Analisi del Reset Monetario negli Stati Uniti
L’analista finanziario e fondatore di Stansberry Research, Porter Stansberry, ha dichiarato ad Anthony Pompliano che gli Stati Uniti si stanno dirigendo verso un ampio reset monetario entro il 2029. Stansberry ha evidenziato il collasso strutturale della Previdenza Sociale, l’accelerazione della svalutazione del dollaro e altri fattori critici.
Punti Chiave
- Reset Monetario: Stansberry ha affermato che gli Stati Uniti affrontano un completo reset monetario entro il 2029, a causa di 40 trilioni di dollari di debito federale, 1 trilione di dollari di pagamenti annuali di interessi e il collasso della Previdenza Sociale.
- Quarto Turno: La sua tesi del “Quarto Turno” identifica il 2029 come la conclusione climatica di un ciclo di crisi generazionale iniziato nel 2008.
- Protezione della Ricchezza: Bitcoin e oro sono i principali strumenti di protezione consigliati da Stansberry, poiché l’offerta di moneta M2 è passata da 8 trilioni a 22,44 trilioni di dollari dal 2008.
Teoria del Ciclo Generazionale
La tesi di Stansberry si basa su quello che lui definisce il “Quarto Turno”, una teoria del ciclo generazionale popolarizzata dagli storici William Strauss e Neil Howe, che prevede una grande crisi sociale circa ogni 80 anni. Secondo il suo modello, l’attuale periodo di crisi è iniziato nel 2008 e raggiungerà la sua risoluzione climatica intorno al 2029.
L’argomento è approfondito nel suo recente libro “2029: La Fine dell’America”, descritto come un aggiornamento urgente a un documentario rilasciato oltre un decennio fa.

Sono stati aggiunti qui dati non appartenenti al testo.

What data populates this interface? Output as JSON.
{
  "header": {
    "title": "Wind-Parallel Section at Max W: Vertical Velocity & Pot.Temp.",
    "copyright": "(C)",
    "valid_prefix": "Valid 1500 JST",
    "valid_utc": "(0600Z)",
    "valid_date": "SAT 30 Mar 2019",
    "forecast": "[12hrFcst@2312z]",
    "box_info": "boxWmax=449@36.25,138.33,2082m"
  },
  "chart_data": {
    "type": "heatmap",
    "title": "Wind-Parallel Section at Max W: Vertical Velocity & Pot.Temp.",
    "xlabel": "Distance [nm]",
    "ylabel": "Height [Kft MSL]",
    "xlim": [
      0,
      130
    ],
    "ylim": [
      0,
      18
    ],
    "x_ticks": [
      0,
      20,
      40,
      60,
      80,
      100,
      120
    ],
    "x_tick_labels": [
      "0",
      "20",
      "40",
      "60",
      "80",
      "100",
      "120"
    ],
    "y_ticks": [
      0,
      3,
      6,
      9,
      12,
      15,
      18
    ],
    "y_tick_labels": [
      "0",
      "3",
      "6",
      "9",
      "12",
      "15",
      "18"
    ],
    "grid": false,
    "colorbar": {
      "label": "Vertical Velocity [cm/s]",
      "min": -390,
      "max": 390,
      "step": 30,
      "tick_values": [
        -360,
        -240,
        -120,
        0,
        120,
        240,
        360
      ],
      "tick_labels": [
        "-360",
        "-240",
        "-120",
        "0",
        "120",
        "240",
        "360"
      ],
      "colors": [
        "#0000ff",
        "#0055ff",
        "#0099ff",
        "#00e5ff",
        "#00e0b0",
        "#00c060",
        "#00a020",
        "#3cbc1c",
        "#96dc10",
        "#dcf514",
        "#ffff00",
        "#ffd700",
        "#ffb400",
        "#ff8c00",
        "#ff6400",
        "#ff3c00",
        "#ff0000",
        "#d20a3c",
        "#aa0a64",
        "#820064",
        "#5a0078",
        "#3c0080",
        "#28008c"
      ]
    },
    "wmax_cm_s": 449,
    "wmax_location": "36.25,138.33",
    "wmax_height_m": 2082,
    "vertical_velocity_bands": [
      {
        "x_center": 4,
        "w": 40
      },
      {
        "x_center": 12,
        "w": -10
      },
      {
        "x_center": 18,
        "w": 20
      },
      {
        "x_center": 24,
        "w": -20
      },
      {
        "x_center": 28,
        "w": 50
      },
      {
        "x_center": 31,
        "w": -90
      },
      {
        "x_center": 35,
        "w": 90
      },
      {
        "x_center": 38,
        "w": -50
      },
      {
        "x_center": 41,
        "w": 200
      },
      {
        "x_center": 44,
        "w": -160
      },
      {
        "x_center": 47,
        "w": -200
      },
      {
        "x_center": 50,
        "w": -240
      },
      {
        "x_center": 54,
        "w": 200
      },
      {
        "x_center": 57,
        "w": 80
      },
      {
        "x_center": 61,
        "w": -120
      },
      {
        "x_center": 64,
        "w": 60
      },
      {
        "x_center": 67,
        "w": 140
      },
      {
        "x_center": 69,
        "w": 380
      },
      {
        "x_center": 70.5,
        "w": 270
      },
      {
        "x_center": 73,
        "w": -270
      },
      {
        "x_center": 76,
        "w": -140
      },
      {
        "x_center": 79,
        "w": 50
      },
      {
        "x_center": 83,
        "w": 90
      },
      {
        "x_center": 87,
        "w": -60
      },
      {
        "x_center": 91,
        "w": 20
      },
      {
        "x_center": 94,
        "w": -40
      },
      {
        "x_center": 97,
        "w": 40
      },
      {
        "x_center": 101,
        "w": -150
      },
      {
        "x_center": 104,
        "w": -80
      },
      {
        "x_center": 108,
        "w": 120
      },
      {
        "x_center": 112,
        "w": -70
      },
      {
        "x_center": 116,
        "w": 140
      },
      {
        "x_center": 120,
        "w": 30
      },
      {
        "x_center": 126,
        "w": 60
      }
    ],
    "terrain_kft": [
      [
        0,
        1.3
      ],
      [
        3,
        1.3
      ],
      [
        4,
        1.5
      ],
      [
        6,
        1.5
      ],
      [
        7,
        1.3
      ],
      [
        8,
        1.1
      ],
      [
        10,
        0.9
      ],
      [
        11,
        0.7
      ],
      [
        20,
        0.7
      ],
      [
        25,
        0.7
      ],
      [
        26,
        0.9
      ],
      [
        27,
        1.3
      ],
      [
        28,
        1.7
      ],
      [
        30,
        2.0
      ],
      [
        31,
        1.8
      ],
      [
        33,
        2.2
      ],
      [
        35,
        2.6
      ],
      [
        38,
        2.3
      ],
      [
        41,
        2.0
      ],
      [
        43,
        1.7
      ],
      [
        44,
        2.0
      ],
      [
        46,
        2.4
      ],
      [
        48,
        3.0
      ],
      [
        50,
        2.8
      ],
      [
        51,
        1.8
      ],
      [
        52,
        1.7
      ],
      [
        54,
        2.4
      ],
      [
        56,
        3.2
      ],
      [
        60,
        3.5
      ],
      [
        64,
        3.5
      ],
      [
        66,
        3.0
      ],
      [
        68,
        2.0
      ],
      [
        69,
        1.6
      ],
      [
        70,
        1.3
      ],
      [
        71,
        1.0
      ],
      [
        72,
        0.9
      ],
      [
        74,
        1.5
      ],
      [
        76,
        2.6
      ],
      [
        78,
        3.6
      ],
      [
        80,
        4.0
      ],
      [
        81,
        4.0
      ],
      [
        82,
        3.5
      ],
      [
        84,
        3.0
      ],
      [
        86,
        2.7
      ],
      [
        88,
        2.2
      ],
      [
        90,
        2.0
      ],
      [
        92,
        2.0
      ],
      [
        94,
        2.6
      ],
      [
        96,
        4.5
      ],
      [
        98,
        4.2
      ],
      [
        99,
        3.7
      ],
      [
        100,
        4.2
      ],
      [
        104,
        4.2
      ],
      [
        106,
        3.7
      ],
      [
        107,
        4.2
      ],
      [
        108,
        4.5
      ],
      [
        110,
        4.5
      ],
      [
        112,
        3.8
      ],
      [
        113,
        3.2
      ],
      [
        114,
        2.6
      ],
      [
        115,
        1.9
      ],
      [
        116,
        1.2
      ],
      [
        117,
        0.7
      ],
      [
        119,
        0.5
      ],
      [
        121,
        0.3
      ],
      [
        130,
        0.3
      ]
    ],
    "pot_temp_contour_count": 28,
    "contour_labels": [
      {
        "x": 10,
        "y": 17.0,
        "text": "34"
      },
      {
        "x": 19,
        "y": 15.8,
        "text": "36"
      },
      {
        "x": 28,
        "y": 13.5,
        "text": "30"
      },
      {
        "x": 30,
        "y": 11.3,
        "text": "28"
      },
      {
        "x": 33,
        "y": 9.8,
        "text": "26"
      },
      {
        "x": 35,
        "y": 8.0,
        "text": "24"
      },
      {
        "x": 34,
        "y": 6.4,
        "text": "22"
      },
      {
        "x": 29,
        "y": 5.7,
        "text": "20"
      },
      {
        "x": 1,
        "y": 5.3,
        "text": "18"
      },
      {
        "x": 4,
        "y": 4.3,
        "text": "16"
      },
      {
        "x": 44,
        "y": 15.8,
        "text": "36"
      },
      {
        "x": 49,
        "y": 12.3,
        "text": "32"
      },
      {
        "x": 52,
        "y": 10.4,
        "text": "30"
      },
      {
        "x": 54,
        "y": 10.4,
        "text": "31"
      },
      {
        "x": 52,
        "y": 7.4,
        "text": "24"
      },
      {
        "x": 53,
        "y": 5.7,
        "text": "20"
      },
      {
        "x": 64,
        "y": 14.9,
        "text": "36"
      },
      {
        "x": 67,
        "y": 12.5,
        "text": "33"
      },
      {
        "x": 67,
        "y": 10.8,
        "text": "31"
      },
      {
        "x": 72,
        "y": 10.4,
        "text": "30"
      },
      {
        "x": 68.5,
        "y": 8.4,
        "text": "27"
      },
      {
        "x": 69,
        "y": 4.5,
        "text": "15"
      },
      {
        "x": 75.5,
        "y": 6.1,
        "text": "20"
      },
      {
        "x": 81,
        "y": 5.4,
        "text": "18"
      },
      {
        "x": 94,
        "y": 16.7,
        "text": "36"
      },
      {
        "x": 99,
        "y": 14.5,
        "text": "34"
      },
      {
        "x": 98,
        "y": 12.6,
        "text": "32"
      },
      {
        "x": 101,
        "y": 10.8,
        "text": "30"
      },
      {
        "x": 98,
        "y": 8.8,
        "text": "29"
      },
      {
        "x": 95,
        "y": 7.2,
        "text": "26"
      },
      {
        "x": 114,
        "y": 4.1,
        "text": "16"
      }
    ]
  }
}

Metriche Finanziarie e Rischi
Le metriche finanziarie citate da Stansberry sono sorprendenti: l’offerta di moneta M2 degli Stati Uniti è passata da circa 8 trilioni di dollari nel 2008 a 22,44 trilioni di dollari oggi, mentre il debito federale ha raggiunto circa 40 trilioni di dollari, spingendo il rapporto debito/PIL oltre il 120%, una soglia storicamente associata a stress fiscale nelle economie avanzate.
I pagamenti annuali degli interessi sul debito nazionale hanno superato 1 trilione di dollari, consumando una quota crescente del bilancio federale che altrimenti finanzerebbe programmi sociali e investimenti pubblici.
Previdenza Sociale e Fiducia Istituzionale
Stansberry sottolinea che il fattore scatenante più acuto a breve termine è la Previdenza Sociale, poiché il programma affronta un deficit strutturale di finanziamento mentre gli squilibri demografici (un rapporto decrescente di lavoratori attivi rispetto ai pensionati) superano il modello di entrate del sistema.
Combinato con un collasso della fiducia istituzionale tra cittadini e stato, Stansberry sostiene che un duro reset monetario non è un rischio remoto, ma una quasi certezza entro il decennio.
Strategie di Investimento
Durante la conversazione con Pompliano, Stansberry ha indicato bitcoin e oro come i principali strumenti per la conservazione della ricchezza in vista del reset, sostenendo che un asset decentralizzato, senza permessi e a fornitura fissa offre protezione strutturale contro le conseguenze inflazionistiche dell’eccesso fiscale e della svalutazione della valuta.
Pompliano, che ha costruito un marchio mediatico attorno al caso per bitcoin come protezione contro la svalutazione del dollaro, rappresenta una convergenza di due noti orsi macroeconomici attorno alla stessa conclusione: l’architettura del moderno sistema monetario si sta avvicinando a un punto finale strutturale e gli asset tangibili al di fuori del sistema finanziario tradizionale offrono il miglior rifugio per il valore.
Tendenze nei Mercati Istituzionali
Questo quadro si allinea con una tendenza visibile nei mercati istituzionali nel 2026, poiché fondi macro, uffici familiari e aziende quotate in borsa hanno aumentato le allocazioni in bitcoin come protezione contro il rischio delle valute fiat.
I flussi di ETF spot e le divulgazioni delle tesorerie aziendali servono come indicatori principali di quel cambiamento, entrambi continuando ad accelerare nella prima metà dell’anno.